The Continuum caught up with the series' head writer, Greg Johnson, to talk about the show.

The Continuum: Is this a sequel to the Hulk vs. movie?

Johnson: Mainly in spirit. This episode in Wolverine and the X-Men is about a rematch between Wolverine and the Hulk. We indicate that they've tangled once before, and even the Hulk remembers it. In the Hulk vs. movie, that throw-down is representative of the first time they met. But there are some details that don't quite match up exactly between the two, so calling it a sequel might not be totally accurate.

As Hulk remembers Wolverine, we do show a quick glimpse of Wolverine wearing the uniform he wore in Hulk #181, which is pretty cool. Regardless of how much connective tissue there is between them, this episode is a lot of fun as a stand-alone story, and credit goes to writer Chris Yost for that.

The Continuum: You have a long history with the Hulk.... what do you like about the character?

Johnson: Much of my experiences writing for Hulk has been under the control of a network's specific vision for the show, and their BS&P parameters. The first season of the series for UPN had the benefit of having Tom Tataranowicz and Rick Ungar overseeing production. We got to push the boundaries in those first 13 episodes, telling some darker stories, and exploring what kind of aftermath a more savage Hulk would leave behind. In the second season, however, UPN brought in a new team to produce it, and it became a different kind of series with a more light-hearted mandate. Let's just say it wasn't my favorite version of the Hulk. The odd thing is, the second season had higher ratings.

So to answer your question, I like the darker, more violent aspects of the character and what his rampages do to the people around him. When he's softened up too much, and given too much sympathy, he's less interesting in my opinion. I personally think Hulk is at his best as a real force of destruction like he was in Ultimate Avengers.

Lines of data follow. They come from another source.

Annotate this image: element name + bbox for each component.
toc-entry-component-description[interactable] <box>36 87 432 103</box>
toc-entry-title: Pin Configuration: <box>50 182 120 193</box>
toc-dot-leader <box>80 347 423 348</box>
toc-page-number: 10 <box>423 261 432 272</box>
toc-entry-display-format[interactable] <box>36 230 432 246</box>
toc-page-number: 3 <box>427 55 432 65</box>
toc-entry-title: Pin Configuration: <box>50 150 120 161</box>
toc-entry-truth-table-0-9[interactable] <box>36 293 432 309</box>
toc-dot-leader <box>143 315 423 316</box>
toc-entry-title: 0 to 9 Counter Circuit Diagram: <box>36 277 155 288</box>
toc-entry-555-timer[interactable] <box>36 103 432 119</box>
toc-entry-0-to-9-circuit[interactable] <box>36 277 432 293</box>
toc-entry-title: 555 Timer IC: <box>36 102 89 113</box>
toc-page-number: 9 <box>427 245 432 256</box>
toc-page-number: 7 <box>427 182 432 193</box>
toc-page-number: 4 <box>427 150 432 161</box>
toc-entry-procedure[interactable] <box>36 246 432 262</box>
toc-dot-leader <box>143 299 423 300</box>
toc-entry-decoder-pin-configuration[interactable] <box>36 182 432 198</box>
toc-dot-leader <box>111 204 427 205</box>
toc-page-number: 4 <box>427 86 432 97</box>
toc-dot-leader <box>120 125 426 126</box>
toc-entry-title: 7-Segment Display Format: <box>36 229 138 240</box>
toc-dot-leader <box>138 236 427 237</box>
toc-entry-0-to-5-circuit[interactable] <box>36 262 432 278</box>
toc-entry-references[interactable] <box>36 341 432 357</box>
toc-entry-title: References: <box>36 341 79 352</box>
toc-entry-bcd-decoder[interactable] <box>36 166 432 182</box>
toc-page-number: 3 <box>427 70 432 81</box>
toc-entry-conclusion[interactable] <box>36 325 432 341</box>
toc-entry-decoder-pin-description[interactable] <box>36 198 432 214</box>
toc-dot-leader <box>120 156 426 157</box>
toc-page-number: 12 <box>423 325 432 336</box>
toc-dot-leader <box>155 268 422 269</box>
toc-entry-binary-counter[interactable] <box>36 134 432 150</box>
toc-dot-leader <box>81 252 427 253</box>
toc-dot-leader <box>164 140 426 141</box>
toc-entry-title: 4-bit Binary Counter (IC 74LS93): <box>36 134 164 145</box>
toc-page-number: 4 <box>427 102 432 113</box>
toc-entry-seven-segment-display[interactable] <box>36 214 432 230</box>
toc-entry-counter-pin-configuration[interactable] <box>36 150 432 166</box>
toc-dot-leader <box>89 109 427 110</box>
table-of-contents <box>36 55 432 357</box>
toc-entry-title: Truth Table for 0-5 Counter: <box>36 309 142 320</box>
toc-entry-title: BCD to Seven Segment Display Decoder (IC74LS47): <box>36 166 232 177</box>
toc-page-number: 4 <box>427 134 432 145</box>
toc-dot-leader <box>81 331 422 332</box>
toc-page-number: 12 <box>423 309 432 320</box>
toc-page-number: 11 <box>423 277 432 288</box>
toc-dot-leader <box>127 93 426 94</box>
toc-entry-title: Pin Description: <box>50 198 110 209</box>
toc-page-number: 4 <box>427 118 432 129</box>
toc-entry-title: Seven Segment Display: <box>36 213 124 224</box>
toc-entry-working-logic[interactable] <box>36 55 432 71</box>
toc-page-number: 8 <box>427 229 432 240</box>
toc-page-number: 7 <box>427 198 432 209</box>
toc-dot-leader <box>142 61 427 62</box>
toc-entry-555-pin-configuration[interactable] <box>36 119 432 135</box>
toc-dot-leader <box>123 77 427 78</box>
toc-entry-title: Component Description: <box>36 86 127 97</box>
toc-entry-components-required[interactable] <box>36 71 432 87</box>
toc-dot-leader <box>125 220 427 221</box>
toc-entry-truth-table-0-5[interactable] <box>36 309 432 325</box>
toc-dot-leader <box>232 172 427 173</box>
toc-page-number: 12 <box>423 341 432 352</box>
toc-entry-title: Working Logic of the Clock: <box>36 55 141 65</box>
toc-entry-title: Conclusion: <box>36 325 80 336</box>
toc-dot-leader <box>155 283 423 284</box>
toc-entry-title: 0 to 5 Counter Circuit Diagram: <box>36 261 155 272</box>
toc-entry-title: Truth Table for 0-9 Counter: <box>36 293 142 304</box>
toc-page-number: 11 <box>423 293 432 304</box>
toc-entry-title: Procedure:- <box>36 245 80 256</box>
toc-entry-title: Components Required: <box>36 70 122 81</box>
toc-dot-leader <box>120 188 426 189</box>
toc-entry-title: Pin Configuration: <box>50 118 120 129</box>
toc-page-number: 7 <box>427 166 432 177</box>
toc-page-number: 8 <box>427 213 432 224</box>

The Continuum: Will there be other Marvel Universe characters that aren't normally associated with the X-Men showing up in the series?

Johnson: Not in the first season. That's mainly because the X-Men really need to occupy a world without other super-powered beings to make mutant persecution believable. There are characters that would not violate this human/mutant rule, but we just didn't find the opportunities to use them in meaningful ways within our particular season continuity.

The Continuum: Can you say anything about how the next 26 are coming along?

Johnson: It's going well. We're still in the early stages, but Marvel's Joshua Fine and I spent a LOT of time orchestrating the season arc. It's going to be one very exciting journey.